PIDIE JAYA, ACEH, iNewsPortalAceh.id – Bupati Pidie Jaya H. Sibral Malasyi, MA, S.Sos., ME menegaskan pentingnya pelaksanaan uji publik terhadap hasil verifikasi data rumah rusak pascabencana banjir dan longsor sebagai langkah strategis untuk memastikan bantuan pemerintah, khususnya hunian sementara (huntara), benar-benar tepat sasaran.
Penegasan tersebut disampaikan Bupati saat memimpin rapat penyampaian informasi uji publik yang dihadiri unsur Forum Koordinasi Pimpinan Daerah (Forkopimda), instansi terkait, serta awak media, di Posko Media Center Tanggap Darurat Gedung MTQ Pidie Jaya, Sabtu (31/1/2026).
Menurut Sibral Malasyi, uji publik merupakan bentuk komitmen Pemerintah Kabupaten Pidie Jaya dalam menjunjung tinggi prinsip transparansi dan akuntabilitas dalam penanganan bencana.
Ia menekankan bahwa keakuratan dan validitas data menjadi kunci utama keberhasilan program pemulihan, terutama dalam penetapan penerima huntara bagi warga yang rumahnya mengalami kerusakan berat dan tidak lagi layak huni.
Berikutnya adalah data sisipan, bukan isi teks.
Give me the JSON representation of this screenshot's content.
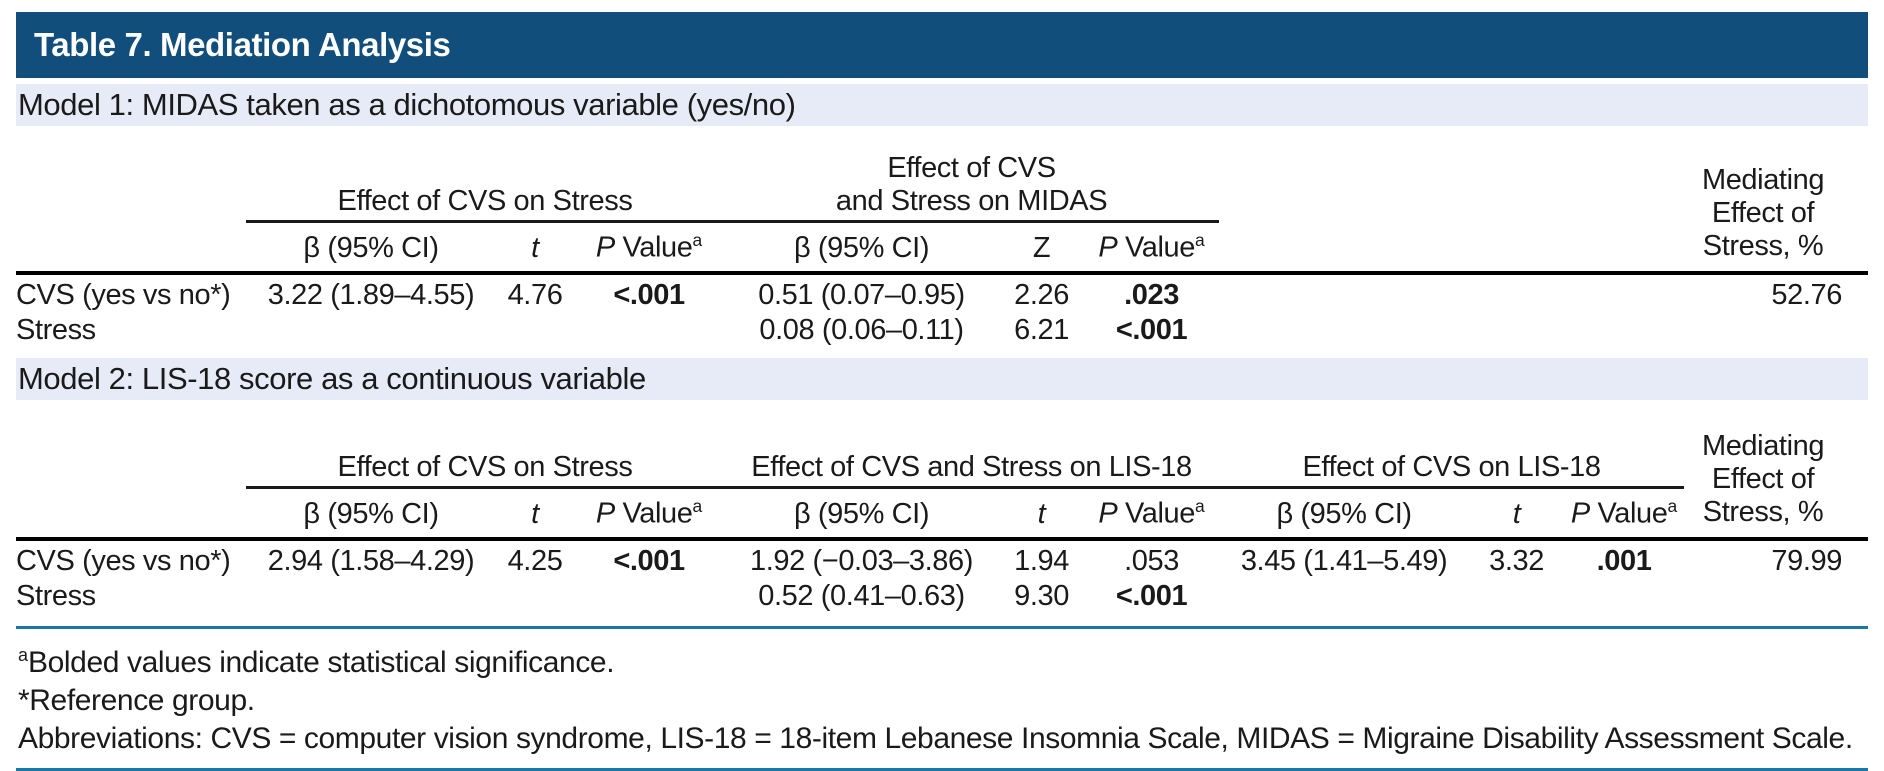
{
  "title": "Table 7. Mediation Analysis",
  "colors": {
    "title_bar_bg": "#114e7b",
    "title_text": "#ffffff",
    "model_band_bg": "#e7ebf7",
    "rule_teal": "#1a77a6",
    "rule_black": "#000000",
    "body_text": "#1a1a1a"
  },
  "headers": {
    "beta_ci": "β (95% CI)",
    "t": "t",
    "z": "Z",
    "p": "P",
    "value": "Value",
    "sup_a": "a"
  },
  "model1": {
    "band": "Model 1: MIDAS taken as a dichotomous variable (yes/no)",
    "group1": "Effect of CVS on Stress",
    "group2_line1": "Effect of CVS",
    "group2_line2": "and Stress on MIDAS",
    "mediating_line1": "Mediating",
    "mediating_line2": "Effect of",
    "mediating_line3": "Stress, %",
    "rows": [
      {
        "label": "CVS (yes vs no*)",
        "beta1": "3.22 (1.89–4.55)",
        "t1": "4.76",
        "p1": "<.001",
        "beta2": "0.51 (0.07–0.95)",
        "z2": "2.26",
        "p2": ".023",
        "mediating": "52.76"
      },
      {
        "label": "Stress",
        "beta1": "",
        "t1": "",
        "p1": "",
        "beta2": "0.08 (0.06–0.11)",
        "z2": "6.21",
        "p2": "<.001",
        "mediating": ""
      }
    ]
  },
  "model2": {
    "band": "Model 2: LIS-18 score as a continuous variable",
    "group1": "Effect of CVS on Stress",
    "group2": "Effect of CVS and Stress on LIS-18",
    "group3": "Effect of CVS on LIS-18",
    "mediating_line1": "Mediating",
    "mediating_line2": "Effect of",
    "mediating_line3": "Stress, %",
    "rows": [
      {
        "label": "CVS (yes vs no*)",
        "beta1": "2.94 (1.58–4.29)",
        "t1": "4.25",
        "p1": "<.001",
        "beta2": "1.92 (−0.03–3.86)",
        "t2": "1.94",
        "p2": ".053",
        "beta3": "3.45 (1.41–5.49)",
        "t3": "3.32",
        "p3": ".001",
        "mediating": "79.99"
      },
      {
        "label": "Stress",
        "beta1": "",
        "t1": "",
        "p1": "",
        "beta2": "0.52 (0.41–0.63)",
        "t2": "9.30",
        "p2": "<.001",
        "beta3": "",
        "t3": "",
        "p3": "",
        "mediating": ""
      }
    ]
  },
  "footnotes": {
    "sup_a": "a",
    "f1": "Bolded values indicate statistical significance.",
    "f2": "*Reference group.",
    "f3": "Abbreviations: CVS = computer vision syndrome, LIS-18 = 18-item Lebanese Insomnia Scale, MIDAS = Migraine Disability Assessment Scale."
  }
}
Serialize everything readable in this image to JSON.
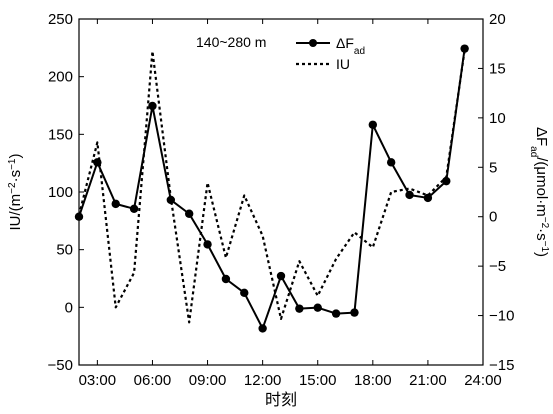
{
  "chart_data": {
    "type": "line",
    "annotation": "140~280 m",
    "xlabel": "时刻",
    "x_ticks": [
      "03:00",
      "06:00",
      "09:00",
      "12:00",
      "15:00",
      "18:00",
      "21:00",
      "24:00"
    ],
    "x_tick_values": [
      3,
      6,
      9,
      12,
      15,
      18,
      21,
      24
    ],
    "xlim": [
      2,
      24
    ],
    "y_left": {
      "label_main": "IU/(m",
      "label_sup1": "−2",
      "label_mid": "·s",
      "label_sup2": "−1",
      "label_end": ")",
      "lim": [
        -50,
        250
      ],
      "ticks": [
        "−50",
        "0",
        "50",
        "100",
        "150",
        "200",
        "250"
      ],
      "tick_values": [
        -50,
        0,
        50,
        100,
        150,
        200,
        250
      ]
    },
    "y_right": {
      "label_main": "ΔF",
      "label_sub": "ad",
      "label_unit_open": "/(μmol·m",
      "label_sup1": "−2",
      "label_mid": "·s",
      "label_sup2": "−1",
      "label_end": ")",
      "lim": [
        -15,
        20
      ],
      "ticks": [
        "−15",
        "−10",
        "−5",
        "0",
        "5",
        "10",
        "15",
        "20"
      ],
      "tick_values": [
        -15,
        -10,
        -5,
        0,
        5,
        10,
        15,
        20
      ]
    },
    "legend_position": "top-right",
    "series": [
      {
        "name_main": "ΔF",
        "name_sub": "ad",
        "axis": "right",
        "style": "solid-markers",
        "x": [
          2,
          3,
          4,
          5,
          6,
          7,
          8,
          9,
          10,
          11,
          12,
          13,
          14,
          15,
          16,
          17,
          18,
          19,
          20,
          21,
          22,
          23
        ],
        "values": [
          0,
          5.5,
          1.3,
          0.8,
          11.2,
          1.7,
          0.3,
          -2.8,
          -6.3,
          -7.7,
          -11.3,
          -6,
          -9.3,
          -9.2,
          -9.8,
          -9.7,
          9.3,
          5.5,
          2.2,
          1.9,
          3.6,
          17
        ]
      },
      {
        "name": "IU",
        "axis": "left",
        "style": "dotted",
        "x": [
          2,
          3,
          4,
          5,
          6,
          7,
          8,
          9,
          10,
          11,
          12,
          13,
          14,
          15,
          16,
          17,
          18,
          19,
          20,
          21,
          22,
          23
        ],
        "values": [
          80,
          143,
          0,
          30,
          222,
          95,
          -13,
          108,
          43,
          97,
          62,
          -10,
          40,
          10,
          42,
          65,
          52,
          100,
          103,
          97,
          113,
          223
        ]
      }
    ]
  }
}
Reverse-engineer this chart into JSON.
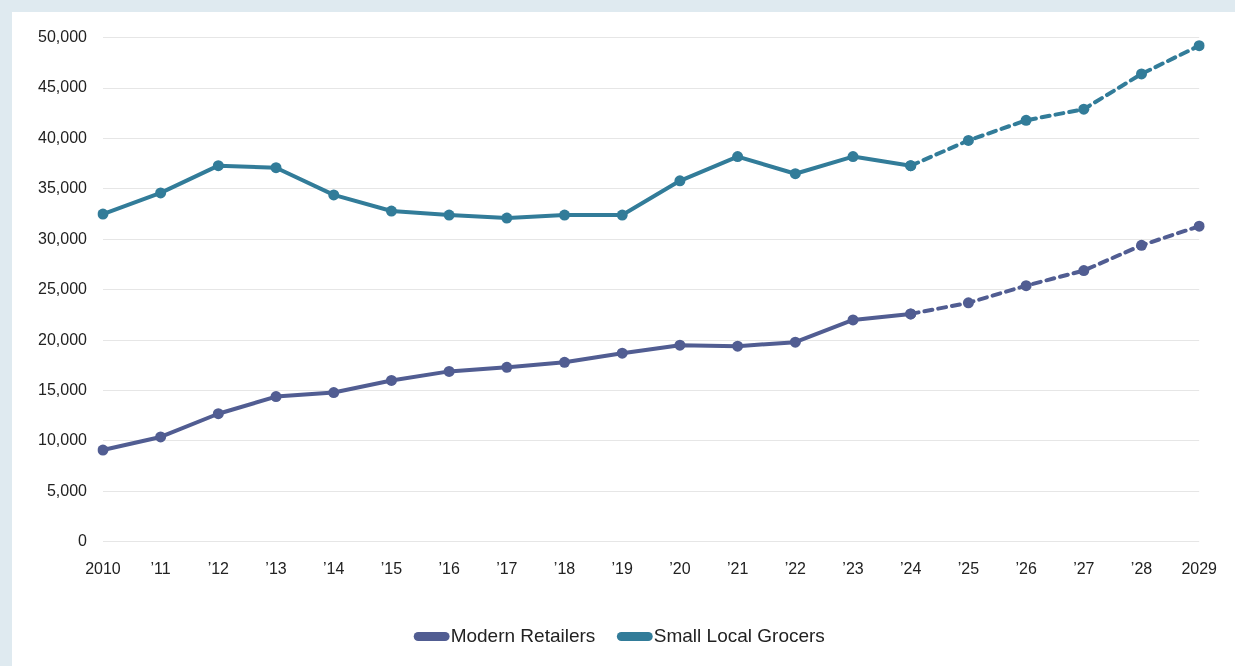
{
  "chart_data": {
    "type": "line",
    "categories": [
      "2010",
      "’11",
      "’12",
      "’13",
      "’14",
      "’15",
      "’16",
      "’17",
      "’18",
      "’19",
      "’20",
      "’21",
      "’22",
      "’23",
      "’24",
      "’25",
      "’26",
      "’27",
      "’28",
      "2029"
    ],
    "series": [
      {
        "name": "Modern Retailers",
        "color": "#515d92",
        "line_style": "solid",
        "values": [
          9100,
          10400,
          12700,
          14400,
          14800,
          16000,
          16900,
          17300,
          17800,
          18700,
          19500,
          19400,
          19800,
          22000,
          22600,
          null,
          null,
          null,
          null,
          null
        ]
      },
      {
        "color": "#515d92",
        "line_style": "dashed",
        "values": [
          null,
          null,
          null,
          null,
          null,
          null,
          null,
          null,
          null,
          null,
          null,
          null,
          null,
          null,
          22600,
          23700,
          25400,
          26900,
          29400,
          31300
        ]
      },
      {
        "name": "Small Local Grocers",
        "color": "#327c99",
        "line_style": "solid",
        "values": [
          32500,
          34600,
          37300,
          37100,
          34400,
          32800,
          32400,
          32100,
          32400,
          32400,
          35800,
          38200,
          36500,
          38200,
          37300,
          null,
          null,
          null,
          null,
          null
        ]
      },
      {
        "color": "#327c99",
        "line_style": "dashed",
        "values": [
          null,
          null,
          null,
          null,
          null,
          null,
          null,
          null,
          null,
          null,
          null,
          null,
          null,
          null,
          37300,
          39800,
          41800,
          42900,
          46400,
          49200
        ]
      }
    ],
    "ylim": [
      0,
      50000
    ],
    "yticks": [
      {
        "value": 0,
        "label": "0"
      },
      {
        "value": 5000,
        "label": "5,000"
      },
      {
        "value": 10000,
        "label": "10,000"
      },
      {
        "value": 15000,
        "label": "15,000"
      },
      {
        "value": 20000,
        "label": "20,000"
      },
      {
        "value": 25000,
        "label": "25,000"
      },
      {
        "value": 30000,
        "label": "30,000"
      },
      {
        "value": 35000,
        "label": "35,000"
      },
      {
        "value": 40000,
        "label": "40,000"
      },
      {
        "value": 45000,
        "label": "45,000"
      },
      {
        "value": 50000,
        "label": "50,000"
      }
    ],
    "grid": "y",
    "legend": "bottom",
    "marker": "circle"
  }
}
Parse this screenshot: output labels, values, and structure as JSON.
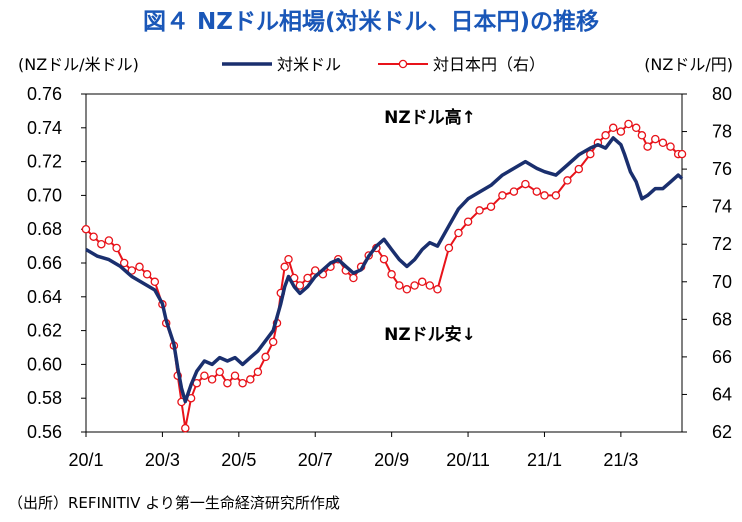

“Melalui uji publik ini, kami membuka ruang seluas-luasnya bagi masyarakat dan media untuk memberikan masukan, klarifikasi, maupun sanggahan. Data yang benar dan disepakati bersama akan menjadi dasar pengambilan kebijakan, sehingga tidak ada masyarakat terdampak yang terabaikan,” ujar Bupati.
Bupati juga menyoroti peran strategis media massa dalam menjaga objektivitas informasi sekaligus memperkuat fungsi pengawasan publik.
Ia menyebutkan, keterlibatan masyarakat di tingkat gampong, aparat pemerintah, serta unsur TNI dan Polri menjadi bagian penting dalam memastikan seluruh proses penanganan pascabencana berjalan adil, terbuka, dan sesuai ketentuan peraturan perundang-undangan.
Melalui pelaksanaan uji publik ini, Pemerintah Kabupaten Pidie Jaya berharap proses pemulihan pascabencana dapat berlangsung lebih tertib, cepat, dan berkelanjutan.